JavaScript AST Viewer only needs the standard web platform — file picker access for the inputs you choose to load, and optionally clipboard access if you copy the result rather than downloading it. There is no microphone, camera, geolocation or background-permission request, because none of those are needed for the work the tool does.
Is JavaScript AST Viewer keyboard accessible?
JavaScript AST Viewer uses native HTML controls wherever possible, which means keyboard navigation, focus rings, and screen-reader labels work the way the platform expects. The drop zone accepts files via the keyboard-accessible file picker as well as drag-and-drop, and result downloads use standard browser download flows. If you spot an accessibility gap, Favtoo treats it as a bug worth fixing.

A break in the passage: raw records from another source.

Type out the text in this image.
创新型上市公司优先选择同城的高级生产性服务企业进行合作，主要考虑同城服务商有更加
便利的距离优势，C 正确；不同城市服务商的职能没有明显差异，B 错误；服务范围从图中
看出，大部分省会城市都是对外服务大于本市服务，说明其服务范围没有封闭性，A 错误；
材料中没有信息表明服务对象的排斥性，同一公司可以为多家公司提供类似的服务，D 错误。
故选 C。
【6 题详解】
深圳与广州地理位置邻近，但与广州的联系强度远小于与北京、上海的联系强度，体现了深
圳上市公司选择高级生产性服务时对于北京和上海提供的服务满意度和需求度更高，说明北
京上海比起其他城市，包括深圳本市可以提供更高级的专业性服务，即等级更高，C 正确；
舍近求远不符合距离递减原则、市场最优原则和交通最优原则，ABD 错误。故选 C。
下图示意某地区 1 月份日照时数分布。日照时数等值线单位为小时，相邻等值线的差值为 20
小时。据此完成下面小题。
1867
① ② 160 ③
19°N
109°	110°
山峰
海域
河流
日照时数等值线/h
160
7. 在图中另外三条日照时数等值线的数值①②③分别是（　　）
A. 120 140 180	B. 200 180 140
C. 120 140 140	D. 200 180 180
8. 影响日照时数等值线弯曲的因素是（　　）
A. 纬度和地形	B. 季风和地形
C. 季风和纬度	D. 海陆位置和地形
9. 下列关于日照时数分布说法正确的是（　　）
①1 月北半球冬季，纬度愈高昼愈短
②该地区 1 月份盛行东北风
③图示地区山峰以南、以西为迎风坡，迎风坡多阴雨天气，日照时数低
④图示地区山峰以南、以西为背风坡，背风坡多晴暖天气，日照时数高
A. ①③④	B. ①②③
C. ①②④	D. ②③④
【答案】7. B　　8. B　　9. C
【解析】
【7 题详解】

Is JavaScript AST Viewer lossless?
JavaScript AST Viewer is built to preserve quality wherever the underlying developer format allows it. Operations that are mathematically lossless (e.g. structural transformations, lossless re-encoding) round-trip with no perceptible change. Operations that involve a lossy codec inevitably introduce small artefacts at the byte level, but the defaults aim at the sweet spot where output looks or sounds the same to a normal viewer or listener while still being meaningfully smaller or faster than the input.
Does JavaScript AST Viewer require a browser extension or plug-in?
No installation is needed. JavaScript AST Viewer runs as a normal web page, with no browser extension, no native helper, and no separate desktop client to download. That is partly a privacy choice — extensions can request broad permissions, while a regular page is sandboxed by default — and partly a convenience one: you can use JavaScript AST Viewer on any computer you have temporary access to without leaving anything installed on it.